Von der Doppelmoral des Lebensschutzes
Das deutsche Embryonenschutzgesetz ist zu streng und muss überarbeitet werden, meint Thorsten Jantschenk. Es sei von einer Haltung bestimmt, die nicht mehr unseren moralischen Überzeugungen entspreche.
Reproduktionsmedizin ist ein Geschäft. Und so ganz selbstlos ist das Handeln jener Ärzte nicht, gegen die die Staatsanwaltschaft jetzt ermittelt. Ärzte, die Frauen auf die künstliche Befruchtung im Ausland vorbereiten. 380 000 Euro soll der ehemalige Leiter einer Reproduktionsklinik als Provision erhalten haben, der viele Tausend Frauen an Kliniken im Ausland vermittelt hat, weil dort die strengen Auflagen des deutschen Embryonenschutzgesetzes nicht gelten. Tatsächlich ist dieses Gesetz und seine Anwendung Teil des Problems, weil es zum Reproduktionstourismus geradezu anstiftet. Und es ist keine Lösung, den Reproduktionstourismus durch Strafverfolgung der Ärzte einzudämmen.
Diese Rechtspraxis ist vielmehr Ausdruck einer Doppelmoral. Wir betreiben lupenreinen Lebensschutz, und treiben damit die Frauen ins Ausland. Dorthin, wo die moralischen Schmuddelkinder praktizieren. Denn das deutsche Embryonenschutzgesetz ist streng. Es verbietet etwa, mehr als drei Eizellen in einem Zyklus zu befruchten, was die Chancen für die Frauen, schwanger zu werden, nicht unbedingt erhöht. Die deutsche Zurückhaltung beim "Lebenmachen" wird von einer moralphilosophischen Matrix bestimmt. Der Matrix der "Heiligkeit des Lebens".
Der Mensch ist Person – von Anfang an
Mit der Befruchtung entsteht dieser Matrix zufolge nicht nur menschliches Leben, sondern auch eine Person. "Person", das markiert einen moralphilosophischen Status: den - wie der Philosoph Robert Spaemann sagt - Unterschied von Etwas und Jemand, also von moralisch nicht schützenswertem und moralisch unbedingt schützenswertem Leben. Person in diesem Sinne wird man nicht, sondern ist es von Anfang an.
Mit dem Personenstatus ist Würde verbunden und das Recht auf Leben. Der Mensch ist, wie es in einer Formulierung des kategorischen Imperativs von Immanuel Kant heißt, Zweck an sich, nicht Mittel zu einem anderen Zweck, und sei es zum Zweck der Therapie von Unfruchtbarkeit.
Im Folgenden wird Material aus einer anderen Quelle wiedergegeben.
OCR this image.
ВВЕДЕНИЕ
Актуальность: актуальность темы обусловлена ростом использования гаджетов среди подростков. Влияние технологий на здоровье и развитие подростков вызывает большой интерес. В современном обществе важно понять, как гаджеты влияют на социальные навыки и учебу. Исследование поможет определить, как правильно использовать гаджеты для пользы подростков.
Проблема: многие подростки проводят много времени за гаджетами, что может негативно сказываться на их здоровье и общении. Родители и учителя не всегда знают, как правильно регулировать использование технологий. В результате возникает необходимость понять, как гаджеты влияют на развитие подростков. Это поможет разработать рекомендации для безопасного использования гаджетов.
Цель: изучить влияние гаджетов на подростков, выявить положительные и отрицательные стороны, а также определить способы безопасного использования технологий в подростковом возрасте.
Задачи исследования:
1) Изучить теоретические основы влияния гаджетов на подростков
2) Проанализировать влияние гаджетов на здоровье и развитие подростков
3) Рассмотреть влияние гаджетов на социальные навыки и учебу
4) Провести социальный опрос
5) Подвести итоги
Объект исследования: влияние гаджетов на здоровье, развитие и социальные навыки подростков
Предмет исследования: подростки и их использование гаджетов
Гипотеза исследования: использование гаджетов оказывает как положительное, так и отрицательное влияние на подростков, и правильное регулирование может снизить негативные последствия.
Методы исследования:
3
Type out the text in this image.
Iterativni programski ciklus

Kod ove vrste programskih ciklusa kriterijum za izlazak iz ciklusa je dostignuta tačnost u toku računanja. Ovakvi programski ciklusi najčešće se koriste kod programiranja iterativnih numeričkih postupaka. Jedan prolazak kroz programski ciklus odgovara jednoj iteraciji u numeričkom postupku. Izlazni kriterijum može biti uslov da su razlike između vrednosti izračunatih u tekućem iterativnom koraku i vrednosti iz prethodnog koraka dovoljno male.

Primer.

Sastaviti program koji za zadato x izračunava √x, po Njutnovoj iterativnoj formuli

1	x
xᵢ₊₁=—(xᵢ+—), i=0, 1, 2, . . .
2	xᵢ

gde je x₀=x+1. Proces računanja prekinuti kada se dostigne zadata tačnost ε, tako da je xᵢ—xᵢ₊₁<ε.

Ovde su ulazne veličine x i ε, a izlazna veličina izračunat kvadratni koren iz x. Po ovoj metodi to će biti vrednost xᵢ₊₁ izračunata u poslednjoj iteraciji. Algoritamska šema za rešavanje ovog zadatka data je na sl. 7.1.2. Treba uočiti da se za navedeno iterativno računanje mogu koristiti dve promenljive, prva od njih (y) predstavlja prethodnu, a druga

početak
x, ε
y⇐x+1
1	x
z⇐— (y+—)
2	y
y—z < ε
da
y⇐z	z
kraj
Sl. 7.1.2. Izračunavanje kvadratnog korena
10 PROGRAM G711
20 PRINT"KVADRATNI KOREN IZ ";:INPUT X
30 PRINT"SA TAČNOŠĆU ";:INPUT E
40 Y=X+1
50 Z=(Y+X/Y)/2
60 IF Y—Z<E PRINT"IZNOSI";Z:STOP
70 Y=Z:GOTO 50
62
Es gibt gute Gründe für diese Ethik der Heiligkeit des Lebens. Aber es gibt auch einen gesellschaftlichen Wertewandel. Betrachtet man die öffentliche Diskussion etwa um vorgeburtliche Tests auf schwere Erbkrankheiten in der sogenannten Präimplantationsdiagnostik oder auch die Debatten um die Sterbehilfe, dann ist der unbedingte moralische Schutz menschlichen Lebens einem gesellschaftlichen Erosionsprozess ausgesetzt.
Gelingendes menschliches Leben wird zum moralischen Leitbild
An seine Stelle tritt nicht etwa Beliebigkeit im Umgang mit dem Leben. Es entsteht auch keine schiefe Ebene, auf der es in Richtung Eugenik oder Euthanasie kein Halten gäbe. Sondern es vollzieht sich eine Normenverschiebung, ein Mentalitätswandel, in dem das gute und gelingende menschliche Leben zum moralischen Leitbild wird. Verantwortung für das gute Leben zu übernehmen, heißt auch weiterhin, nicht alles zuzulassen, was technisch oder medizinisch möglich ist.
Aber indem die Weltgesundheitsorganisation Unfruchtbarkeit als therapiebare Krankheit anerkannt hat, ist so etwas wie ein moralisches Recht auf Fortpflanzung entstanden. Eine ethisch aufgeklärte Gesellschaft ist in der Lage zu wissen, dass eine befruchtete menschliche Eizelle weder Etwas ist, mit dem man beliebig verfahren kann, noch dass sie Jemand ist, den es unbedingt zu schützen gilt.
Das einzige wirkliche Opfer dieses Mentalitätswandels könnte auf kurz oder lang das geltende Embryonenschutzgesetz sein. Denn das entspricht in seiner Strenge längst nicht mehr unseren moralischen Überzeugungen.